NASA News wrote, “Future missions will extend the search for oceans in the form of atmospheric water vapor and for life as in carbon dioxide and other atmospheric chemicals, on nearby planets that are similar to Earth in size and mass, a key step in the search for life.”

Aha! Here’s NASA’s article: Finding Life Beyond Earth is Within Reach. It’s the specific cause of the recent creationist agitation. The first paragraph explains their panic:

Many scientists believe we are not alone in the universe. It’s probable, they say, that life could have arisen on at least some of the billions of planets thought to exist in our galaxy alone — just as it did here on planet Earth. This basic question about our place in the Universe is one that may be answered by scientific investigations.

Back to ICR:

Those who hope for life in outer space seem to assume that they need merely to discover the conditions that sustain life, when ironically those very conditions destroy the chemicals of life. Even here on Earth where oceans of water, appropriate atmospheric chemicals, and an Earth size and mass collaborate to permit life, a century of experiments invoking a countless array of factors have [sic] not generated anything close to life.

That’s creationist proof! If we haven’t done it yet, then it’s impossible. Life can’t begin to exist without the miraculous intervention of Oogity Boogity! ICR refers to the NASA article and says:

This exposes the real foundation for belief in exoplanetary life — the assumption that life somehow arose by natural processes here on Earth. By definition, secularists make this assumption into a fact, but science clearly refutes it.

Science refutes it? That wild creationist claim has a footnote. Let’s see … ah, it refers to an ICR article. We’ll ignore it; surely you understand why. Here’s more:

If belief in evolution underpins the search for life in outer space, then does NASA’s search stem more from faith in evolution than from solid science?
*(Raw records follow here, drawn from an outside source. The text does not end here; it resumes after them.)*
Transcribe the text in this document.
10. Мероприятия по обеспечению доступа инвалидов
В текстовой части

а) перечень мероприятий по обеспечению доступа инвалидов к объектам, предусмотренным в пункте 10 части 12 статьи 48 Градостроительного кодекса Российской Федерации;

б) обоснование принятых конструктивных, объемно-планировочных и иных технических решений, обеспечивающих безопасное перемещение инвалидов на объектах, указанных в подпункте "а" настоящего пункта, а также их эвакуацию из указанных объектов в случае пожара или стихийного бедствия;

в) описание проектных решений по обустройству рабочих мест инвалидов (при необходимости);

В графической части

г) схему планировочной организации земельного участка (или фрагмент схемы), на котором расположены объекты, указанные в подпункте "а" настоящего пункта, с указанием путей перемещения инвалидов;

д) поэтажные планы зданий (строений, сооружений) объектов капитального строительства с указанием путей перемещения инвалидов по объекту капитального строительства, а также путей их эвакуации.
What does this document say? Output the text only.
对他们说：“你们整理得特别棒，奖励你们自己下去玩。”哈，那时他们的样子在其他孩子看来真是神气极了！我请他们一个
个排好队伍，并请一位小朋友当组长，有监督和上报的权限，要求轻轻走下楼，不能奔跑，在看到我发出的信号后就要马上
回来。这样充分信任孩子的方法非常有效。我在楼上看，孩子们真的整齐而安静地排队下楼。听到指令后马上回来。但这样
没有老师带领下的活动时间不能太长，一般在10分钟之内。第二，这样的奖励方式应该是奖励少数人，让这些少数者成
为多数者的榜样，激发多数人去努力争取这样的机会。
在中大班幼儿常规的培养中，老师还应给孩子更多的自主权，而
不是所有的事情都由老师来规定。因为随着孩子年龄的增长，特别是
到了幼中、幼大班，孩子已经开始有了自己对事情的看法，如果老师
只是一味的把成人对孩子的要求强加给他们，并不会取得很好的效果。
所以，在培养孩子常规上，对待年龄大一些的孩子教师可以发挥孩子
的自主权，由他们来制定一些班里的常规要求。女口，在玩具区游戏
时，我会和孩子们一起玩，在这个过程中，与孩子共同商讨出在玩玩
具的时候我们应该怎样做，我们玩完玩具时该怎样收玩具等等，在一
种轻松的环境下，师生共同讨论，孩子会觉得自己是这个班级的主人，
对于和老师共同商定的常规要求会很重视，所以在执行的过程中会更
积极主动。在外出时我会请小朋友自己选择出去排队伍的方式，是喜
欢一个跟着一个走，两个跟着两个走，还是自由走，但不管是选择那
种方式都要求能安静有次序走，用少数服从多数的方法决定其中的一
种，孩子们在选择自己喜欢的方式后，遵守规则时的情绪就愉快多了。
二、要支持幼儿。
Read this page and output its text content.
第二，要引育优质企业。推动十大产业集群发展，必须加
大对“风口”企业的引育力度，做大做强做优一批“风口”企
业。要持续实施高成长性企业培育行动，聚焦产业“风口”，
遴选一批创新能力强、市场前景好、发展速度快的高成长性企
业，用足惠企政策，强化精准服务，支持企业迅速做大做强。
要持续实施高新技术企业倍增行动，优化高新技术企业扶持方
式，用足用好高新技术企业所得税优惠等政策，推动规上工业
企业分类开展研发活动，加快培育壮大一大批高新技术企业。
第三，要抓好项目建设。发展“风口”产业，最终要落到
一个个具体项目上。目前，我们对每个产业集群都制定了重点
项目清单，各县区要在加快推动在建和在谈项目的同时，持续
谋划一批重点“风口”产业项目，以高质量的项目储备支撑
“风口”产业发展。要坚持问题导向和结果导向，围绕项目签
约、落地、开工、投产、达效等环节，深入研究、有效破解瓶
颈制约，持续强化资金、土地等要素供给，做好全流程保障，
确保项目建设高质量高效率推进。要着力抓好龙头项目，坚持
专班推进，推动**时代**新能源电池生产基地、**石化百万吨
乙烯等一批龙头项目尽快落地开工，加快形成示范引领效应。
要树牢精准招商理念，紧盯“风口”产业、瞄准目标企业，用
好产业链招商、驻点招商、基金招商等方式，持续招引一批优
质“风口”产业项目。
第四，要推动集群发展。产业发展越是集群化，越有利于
BWAHAHAHAHAHA! But ICR’s belief that there’s no life out there isn’t based on faith. It’s solid creation science! Moving along:

At first blush, the chances that certain conditions spawned life from non-life might appear somewhat favorable given billions of years on trillions of planets, but those chances actually approach zero if there are no such conditions.

If there are no such conditions? What are they talking about? Ah, here’s their reasoning:

For example, origin research has so far revealed that the odds of the spontaneous generation of life lie far beneath the odds of the spontaneous generation of aircraft carriers.

Lordy, lordy. That’s a fine example of the research done by ICR. Now we’ve arrived at their final paragraph. We’ll break it into two parts:

Exploring the universe clearly has its benefits, and satisfying our God-given curiosity about this amazing cosmos in which He placed us surely counts as one of them. But as we explore, let us not pretend that the conditions that permit life equal some imaginary conditions that produce life.

Why shouldn’t we proceed on that assumption? ICR’s final sentence explains it for us:

Science and scripture together confirm that life comes not from the laws of physics and chemistry, but from the life-Giver.

Oh. Okay then. NASA should give up. There’s no need to search for knowledge when the creationists already know everything there is to know.